It's been a week and a day since my D&C.
It's been a week and two days since we found out that Jesus had taken our baby.
I don't really know how to start about where I am right now. About how I feel. I guess that's because it's just really all over the place. For the most part, I'm doing okay. I meant everything I said in my last post about our miscarriage. Isn't that such an ugly word? Miscarriage. I don't like it one bit. I've been spending a lot of time with God. I don't even know if you would call it "talking" to God. More like just resting in His presence. I'm just very aware of Him right now. It just feel like He's holding me, and I'm not really doing anything but resting in that. Honestly, I don't know if I can do much more than that right now.
Most of the time, I'm okay. Most of the time I don't feel this overwhelming sense of grief. Most of the time I feel like life is moving on. But then BAM! Out of nowhere it will hit me. That grief will come in like a wave and I'll be flooded with a sense of loss. I know soooo many people who are pregnant right now. One of the hardest things for me is seeing them move on in their pregnancy, while mine has come to a stop. When you know 215476 people who are pregnant, it just seems to be all around you.

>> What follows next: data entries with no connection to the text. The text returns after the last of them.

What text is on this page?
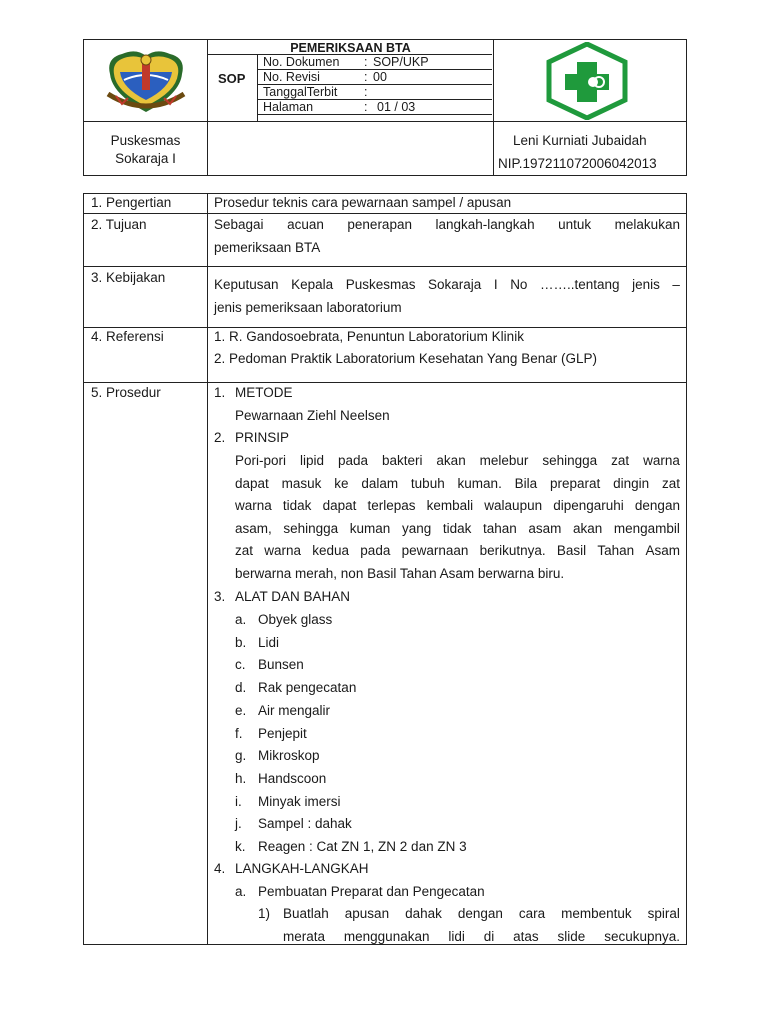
PEMERIKSAAN BTA
SOP
No. Dokumen : SOP/UKP
No. Revisi	: 00
TanggalTerbit :
Halaman	: 01 / 03
Puskesmas
Sokaraja I
Leni Kurniati Jubaidah
NIP.197211072006042013
1. Pengertian	Prosedur teknis cara pewarnaan sampel / apusan
2. Tujuan	Sebagai acuan penerapan langkah-langkah untuk melakukan
pemeriksaan BTA
3. Kebijakan	Keputusan Kepala Puskesmas Sokaraja I No ……..tentang jenis –
jenis pemeriksaan laboratorium
4. Referensi	1. R. Gandosoebrata, Penuntun Laboratorium Klinik
2. Pedoman Praktik Laboratorium Kesehatan Yang Benar (GLP)
5. Prosedur	1. METODE
Pewarnaan Ziehl Neelsen
2. PRINSIP
Pori-pori lipid pada bakteri akan melebur sehingga zat warna
dapat masuk ke dalam tubuh kuman. Bila preparat dingin zat
warna tidak dapat terlepas kembali walaupun dipengaruhi dengan
asam, sehingga kuman yang tidak tahan asam akan mengambil
zat warna kedua pada pewarnaan berikutnya. Basil Tahan Asam
berwarna merah, non Basil Tahan Asam berwarna biru.
3. ALAT DAN BAHAN
a. Obyek glass
b. Lidi
c. Bunsen
d. Rak pengecatan
e. Air mengalir
f. Penjepit
g. Mikroskop
h. Handscoon
i. Minyak imersi
j. Sampel : dahak
k. Reagen : Cat ZN 1, ZN 2 dan ZN 3
4. LANGKAH-LANGKAH
a. Pembuatan Preparat dan Pengecatan
1) Buatlah apusan dahak dengan cara membentuk spiral
merata menggunakan lidi di atas slide secukupnya.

For the whole time I was pregnant (which I *know* was longer than then 6 weeks my doctor will tell you - it was more like 10), I had an overwhelming sense that this baby would be a boy. Matt and I talked about it several times during the pregnancy. Isn't that horrible, too? "The pregnancy". I talked to Matt, and I decided that I'm going to think of this baby as a boy. I don't want this baby to forever be an "it". Or "the baby". This baby isn't an "it" to Jesus, so why does it have to be to me? So I choose to think of the baby as a boy. No name. Just a boy. My son.
I cried about him last night. It's hard to write all of this out right now and not grieve as I do it. But mostly, I've had a good week just resting in the presence of my heavenly Father. He has been so good to me. I have a beautiful, precious daughter here on Earth with me, and she makes every day worth it. I know that God has a plan for us. And I believe that part of that plan is to have another baby. I'm trusting in that. And that baby will be perfect and whole.
But until then, life goes on. I have the most amazing husband in the world. I have a beautiful, smart, spunky daughter. I have an awesome family. And life goes on.
So many people have commented that I'm "handling this well", or "staying so strong". Not really. I don't think I'm handling this well at all. I don't think I'm strong at all. I think they're seeing Jesus carry me. I don't know how else to explain it. Because there have been plenty of dark moments in this process. Plenty of times that I felt so overwhelmed with grief. Jesus is the only thing that can shine through that.
I'll make it through this. Matt and Lorelai will, too. And we'll be stronger because of it. And we'll love Jesus more because of it, too. It just takes some time getting there.